Con esto quiero que quede claro que el hecho de que la mayoría de grupos nacionales me parezca una basura no tiene nada que ver ni con su nacionalidad ni con el idioma en el que cantan, que no tienen culpa de nada.
Es más, creo que es de justicia que vaya reconociendo expresamente una concreta y relevante desventaja (no primordial, pero de cierta importancia) de los grupos que cantan en español frente a aquellos que, por procedencia o por opción, componen canciones en inglés.
Y es que, si la letra de una canción de un grupo español es una cursilada bochornosa, en plan Canto del Loco o La Oreja de Van Gogh -ejemplos rápidos, pero en absoluto únicos, de grupos que pueden abusar sin miramientos del edulcorante y convertir cada línea en un potencial riesgo para diabéticos, oídos sensibles y en general cualquiera que no sea una quinceañera pánfila con un severo problema de gustos musicales- o no tienes ni la más remota idea de lo que te están contando (ejemplo claro y meridiano: Vetusta Morla. ¿De que diablos va la letra de “Sálvese quien pueda”? ¿Y la de “Al respirar”? A ver quién es capaz de decirmelo), el hecho de estar en el idioma propio hace que sea imposible obviarla. Pondrás tu mejor intención, pero antes o después, invariablemente te descubrirás pensando -en versión resumida- “Pero menuda lipollez de letra”.
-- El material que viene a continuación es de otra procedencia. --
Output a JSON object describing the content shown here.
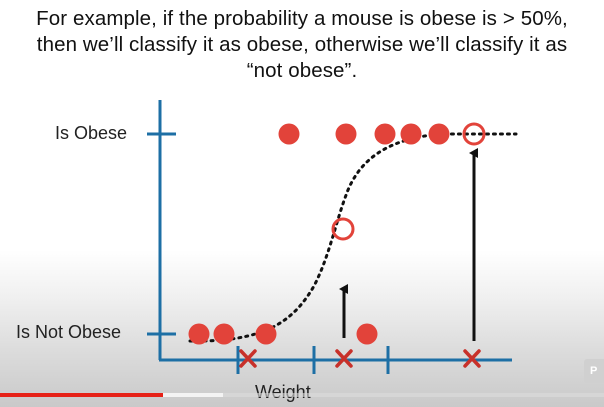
{
  "caption": {
    "line1": "For example, if the probability a mouse is obese is > 50%,",
    "line2": "then we’ll classify it as obese, otherwise we’ll classify it as",
    "line3": "“not obese”."
  },
  "axes": {
    "y_top_label": "Is Obese",
    "y_bottom_label": "Is Not Obese",
    "x_label": "Weight",
    "axis_color": "#1d6fa5"
  },
  "colors": {
    "obese_point": "#e2433a",
    "classification_mark": "#c8312a",
    "curve": "#111111",
    "arrow": "#111111"
  },
  "player": {
    "badge_text": "P",
    "progress_played": 0.27,
    "progress_color": "#e62117"
  }
}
Esta es una tara a la que no tienen que hacer frente los grupos angloparlantes (o bueno, anglocantantes, pero vaya, se me entiende). Porque a no ser que el nivel de inglés del oyente (español) roce el bilingüismo -que no es mi caso- el cerebro puede, sin más complicaciones, desactivar la función de traducción simúltanea y conseguir que sigamos oyendo tan tranquilos “Evil” de Interpol y nos siga gustando y hasta la tengamos escrita en algún que otro libro de Derecho Civil 5, parte de Derecho de Sucesiones. Porque vaya tela (ehem ehem):
Rosemary, heaven restores you in life
You’re coming with me, through the ageing, the fearing, the strife
It’s the smiling on the package
It’s the faces in the sand
It’s the thought that moves you upwards
Embracing me with two hands
Right will take you places
Yeah maybe to the beach
When your friends they do come crying
Tell them now your pleasures set upon slow release
Hey wait
Great smile
Sensitive to fate, not denial
(But hey who’s on trial?)
It took a lifespan with no cellmate
The long way back
Sandy, why can’t we look the other way?
We speaks about travel
Yeah we think about the land
We are smart like all peoples
Feeling real tan
I could take you places
Do you need a new man?
Wipe the pollen from the faces
Make revision to a dream, while you wait in the van
Hey wait
Great smile
Sensitive to fate, not denial
(But hey who’s on trial?)
It took a lifespan with no cellmate
To find the long way back
Sandy, why can’t we look the other way?
You’re weightless; you are exotic
You need something for which to care
Sandy, why can’t we look the other way?
Leave some shards under the belly
Lay some grease inside my hand
It’s a sentimental jury
And the makings of a good plan
You’ve come to love me lightly
Yeah you come to hold me tight
Is this motion everlasting
Or do shudders pass in the night?
Rosemary (Oh!)
Heaven restores you in life
I spent a lifespan with no cellmate
A long way back
Sandy, why can’t we look the other way?
You’re weightless, semi-erotic
You need someone to take you there
Sandy, why can’t we look the other way?
Why can’t we just play the other game?
Why can’t we just look the other way?
(Esto es lo que se dice una letra con un profundo significado. Por supuesto, para el que la escribiera, porque los demás nos enteramos de una mierda)
De todo esto se desprende que la existencia de seguidores angloparlantes de Interpol es algo que me confunde. Habría que preguntarles a ellos que opinan. Y que en mi libro de Derecho Civil hay letras de canciones para todos los gustos, que al topar con ellas me producen estas curiosas reflexiones. Y, por último, que no me atrevo con las letras de “El grupo cuyo nombre empieza por C” y cobardemente me voy a por los pobres de Interpol, que no es que no tenga nada en contra de ellos, es que hasta me gustan.